Ausgabe Mai 2013

Pathologisches Lernen: Zypern als Exempel

Das dilettantische Vorgehen der europäischen Eliten bei der „Rettung“ Zyperns hätte um Haaresbreite zu einer weiteren, dramatischen Zuspitzung der Eurokrise geführt. Sieht man davon – vorerst – einmal ab, kennzeichnen die neue Etappe jedoch auch mutige Tabubrüche. Insofern kann man durchaus von einem Lernprozess sprechen, wenn auch von einem pathologischen.

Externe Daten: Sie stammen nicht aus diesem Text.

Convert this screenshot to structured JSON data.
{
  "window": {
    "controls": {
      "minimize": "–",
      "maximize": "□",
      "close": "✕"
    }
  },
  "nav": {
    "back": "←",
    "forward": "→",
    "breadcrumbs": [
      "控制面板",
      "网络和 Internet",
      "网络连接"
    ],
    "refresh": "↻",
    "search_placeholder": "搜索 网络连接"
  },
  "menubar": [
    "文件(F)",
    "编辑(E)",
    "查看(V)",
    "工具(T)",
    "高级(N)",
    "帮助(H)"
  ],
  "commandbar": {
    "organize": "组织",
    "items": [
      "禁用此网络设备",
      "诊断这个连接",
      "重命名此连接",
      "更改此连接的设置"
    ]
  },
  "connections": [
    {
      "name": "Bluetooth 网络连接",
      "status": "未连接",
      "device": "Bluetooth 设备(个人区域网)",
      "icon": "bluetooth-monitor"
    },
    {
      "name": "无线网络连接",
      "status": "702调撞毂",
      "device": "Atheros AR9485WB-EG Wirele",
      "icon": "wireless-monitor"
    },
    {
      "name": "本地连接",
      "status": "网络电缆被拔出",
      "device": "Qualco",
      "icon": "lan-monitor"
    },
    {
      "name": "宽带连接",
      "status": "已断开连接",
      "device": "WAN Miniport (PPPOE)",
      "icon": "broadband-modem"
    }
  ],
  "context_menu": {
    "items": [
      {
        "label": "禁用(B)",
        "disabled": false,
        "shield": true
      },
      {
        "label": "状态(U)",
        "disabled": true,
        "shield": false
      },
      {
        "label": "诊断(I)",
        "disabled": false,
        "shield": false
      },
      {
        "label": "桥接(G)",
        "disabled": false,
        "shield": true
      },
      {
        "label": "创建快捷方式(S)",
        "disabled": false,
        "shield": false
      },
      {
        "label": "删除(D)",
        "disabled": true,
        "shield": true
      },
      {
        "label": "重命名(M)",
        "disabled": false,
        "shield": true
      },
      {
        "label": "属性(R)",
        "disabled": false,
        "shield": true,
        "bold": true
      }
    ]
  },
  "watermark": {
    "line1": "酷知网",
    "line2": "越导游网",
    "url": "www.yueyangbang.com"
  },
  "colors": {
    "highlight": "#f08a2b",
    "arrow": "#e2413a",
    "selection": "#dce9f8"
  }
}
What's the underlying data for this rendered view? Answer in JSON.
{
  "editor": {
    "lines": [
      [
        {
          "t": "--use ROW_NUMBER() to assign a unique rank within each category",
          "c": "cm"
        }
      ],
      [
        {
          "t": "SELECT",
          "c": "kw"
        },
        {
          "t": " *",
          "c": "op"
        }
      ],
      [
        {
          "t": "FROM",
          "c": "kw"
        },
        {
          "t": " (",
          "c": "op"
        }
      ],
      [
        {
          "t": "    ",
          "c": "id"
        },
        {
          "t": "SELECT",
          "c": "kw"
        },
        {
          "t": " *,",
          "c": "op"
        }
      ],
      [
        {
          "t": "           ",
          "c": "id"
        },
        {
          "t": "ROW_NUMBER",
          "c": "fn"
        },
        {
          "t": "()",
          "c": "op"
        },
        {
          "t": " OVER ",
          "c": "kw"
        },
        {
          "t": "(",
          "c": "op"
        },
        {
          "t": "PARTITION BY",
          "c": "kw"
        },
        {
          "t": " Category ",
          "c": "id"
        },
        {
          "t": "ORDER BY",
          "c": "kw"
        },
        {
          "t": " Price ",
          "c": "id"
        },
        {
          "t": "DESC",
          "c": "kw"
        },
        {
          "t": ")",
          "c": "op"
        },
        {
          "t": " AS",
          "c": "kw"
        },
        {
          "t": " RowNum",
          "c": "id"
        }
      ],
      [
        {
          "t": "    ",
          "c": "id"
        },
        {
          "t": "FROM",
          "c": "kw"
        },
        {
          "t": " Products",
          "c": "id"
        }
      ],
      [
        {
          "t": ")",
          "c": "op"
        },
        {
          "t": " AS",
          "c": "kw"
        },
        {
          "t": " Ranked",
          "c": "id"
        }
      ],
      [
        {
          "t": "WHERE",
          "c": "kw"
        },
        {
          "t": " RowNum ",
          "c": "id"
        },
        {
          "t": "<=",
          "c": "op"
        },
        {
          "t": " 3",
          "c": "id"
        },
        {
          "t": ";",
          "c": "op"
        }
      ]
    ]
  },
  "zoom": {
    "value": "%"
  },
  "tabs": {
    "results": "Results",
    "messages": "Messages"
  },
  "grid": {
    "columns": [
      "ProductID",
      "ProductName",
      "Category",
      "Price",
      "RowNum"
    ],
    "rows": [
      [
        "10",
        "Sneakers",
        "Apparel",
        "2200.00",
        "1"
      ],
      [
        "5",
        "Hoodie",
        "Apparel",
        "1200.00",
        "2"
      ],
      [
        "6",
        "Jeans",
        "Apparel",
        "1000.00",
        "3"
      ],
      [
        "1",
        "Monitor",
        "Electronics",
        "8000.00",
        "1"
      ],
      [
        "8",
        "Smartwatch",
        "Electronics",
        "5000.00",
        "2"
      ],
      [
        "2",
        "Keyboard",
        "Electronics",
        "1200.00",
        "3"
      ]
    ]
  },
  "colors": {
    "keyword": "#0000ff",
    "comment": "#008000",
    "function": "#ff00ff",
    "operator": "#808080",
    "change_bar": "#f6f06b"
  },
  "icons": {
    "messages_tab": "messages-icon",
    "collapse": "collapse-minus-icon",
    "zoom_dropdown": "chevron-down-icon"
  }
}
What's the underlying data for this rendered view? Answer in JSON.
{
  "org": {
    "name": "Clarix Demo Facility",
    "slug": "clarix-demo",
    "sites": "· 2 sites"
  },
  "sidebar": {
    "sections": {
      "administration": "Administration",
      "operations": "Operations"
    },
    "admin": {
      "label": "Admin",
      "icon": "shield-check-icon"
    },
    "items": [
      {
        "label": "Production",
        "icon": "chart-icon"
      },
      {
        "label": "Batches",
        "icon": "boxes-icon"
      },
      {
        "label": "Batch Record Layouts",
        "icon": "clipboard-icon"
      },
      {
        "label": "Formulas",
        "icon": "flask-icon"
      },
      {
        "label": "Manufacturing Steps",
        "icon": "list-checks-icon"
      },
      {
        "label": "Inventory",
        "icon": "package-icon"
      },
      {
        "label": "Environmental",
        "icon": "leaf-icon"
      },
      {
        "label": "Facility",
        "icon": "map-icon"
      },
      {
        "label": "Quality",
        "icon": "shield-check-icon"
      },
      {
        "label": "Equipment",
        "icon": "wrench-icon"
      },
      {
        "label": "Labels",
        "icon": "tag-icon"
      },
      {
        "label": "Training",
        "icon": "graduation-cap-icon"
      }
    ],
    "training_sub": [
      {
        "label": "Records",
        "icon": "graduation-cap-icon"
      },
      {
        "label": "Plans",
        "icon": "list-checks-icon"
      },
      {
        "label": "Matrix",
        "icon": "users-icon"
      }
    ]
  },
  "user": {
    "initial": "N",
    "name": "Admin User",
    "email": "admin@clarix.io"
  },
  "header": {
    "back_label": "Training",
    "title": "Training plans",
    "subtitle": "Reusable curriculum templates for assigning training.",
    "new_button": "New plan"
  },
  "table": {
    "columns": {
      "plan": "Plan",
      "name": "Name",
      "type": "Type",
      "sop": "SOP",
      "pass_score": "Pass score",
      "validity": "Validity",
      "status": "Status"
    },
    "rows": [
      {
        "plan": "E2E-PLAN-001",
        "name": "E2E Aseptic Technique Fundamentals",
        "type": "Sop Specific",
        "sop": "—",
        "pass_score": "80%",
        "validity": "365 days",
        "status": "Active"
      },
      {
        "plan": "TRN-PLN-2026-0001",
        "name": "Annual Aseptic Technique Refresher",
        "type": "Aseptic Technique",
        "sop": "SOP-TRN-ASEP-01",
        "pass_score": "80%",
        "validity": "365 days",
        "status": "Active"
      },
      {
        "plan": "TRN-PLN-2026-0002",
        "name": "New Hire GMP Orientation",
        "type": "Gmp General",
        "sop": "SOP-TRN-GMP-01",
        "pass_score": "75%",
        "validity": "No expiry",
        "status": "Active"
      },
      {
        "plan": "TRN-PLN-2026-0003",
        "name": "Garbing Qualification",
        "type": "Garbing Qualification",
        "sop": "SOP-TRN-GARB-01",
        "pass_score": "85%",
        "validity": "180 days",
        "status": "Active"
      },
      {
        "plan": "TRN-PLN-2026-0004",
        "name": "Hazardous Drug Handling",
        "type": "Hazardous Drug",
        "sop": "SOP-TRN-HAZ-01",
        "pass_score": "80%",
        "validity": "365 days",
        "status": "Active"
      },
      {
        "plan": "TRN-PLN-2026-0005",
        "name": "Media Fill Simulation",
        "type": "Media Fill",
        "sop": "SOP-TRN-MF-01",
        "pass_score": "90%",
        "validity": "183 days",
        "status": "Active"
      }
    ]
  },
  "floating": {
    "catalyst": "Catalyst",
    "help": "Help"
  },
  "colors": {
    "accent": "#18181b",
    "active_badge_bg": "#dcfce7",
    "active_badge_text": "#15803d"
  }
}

Völlig zu Recht hat die Eurogruppe entschieden, von dem derzeit geschätzten Gesamtvolumen von 20 Mrd. Euro „nur“ die Hälfte beizusteuern. Damit wird Zypern mit 10 Mrd. Euro beteiligt. Hier müssen – und werden endlich auch die Profiteure der Banken, die auch den Absturz zu verantworten haben, zur Kasse gebeten. Denn Zypern ist heute einer der europäischen Dreh- und Angelpunkte für ausländisches Kapital – speziell aus Russland, aber auch aus Deutschland und Großbritannien.

Zwar trägt die Insel mit ihren 3000 Unternehmen und einem Bruttoinlandsprodukt von knapp 30 Mrd. Euro nur 0,2 Prozent zur Eurowirtschaft bei. Doch mit günstigen Steuer- und Zinskonditionen wurde dort der Bankensektor über Jahre aufgebläht. Inzwischen übersteigt er (ausschließlich der ausländischen Banken) das Bruttoinlandsprodukt Zyperns um das Achtfache.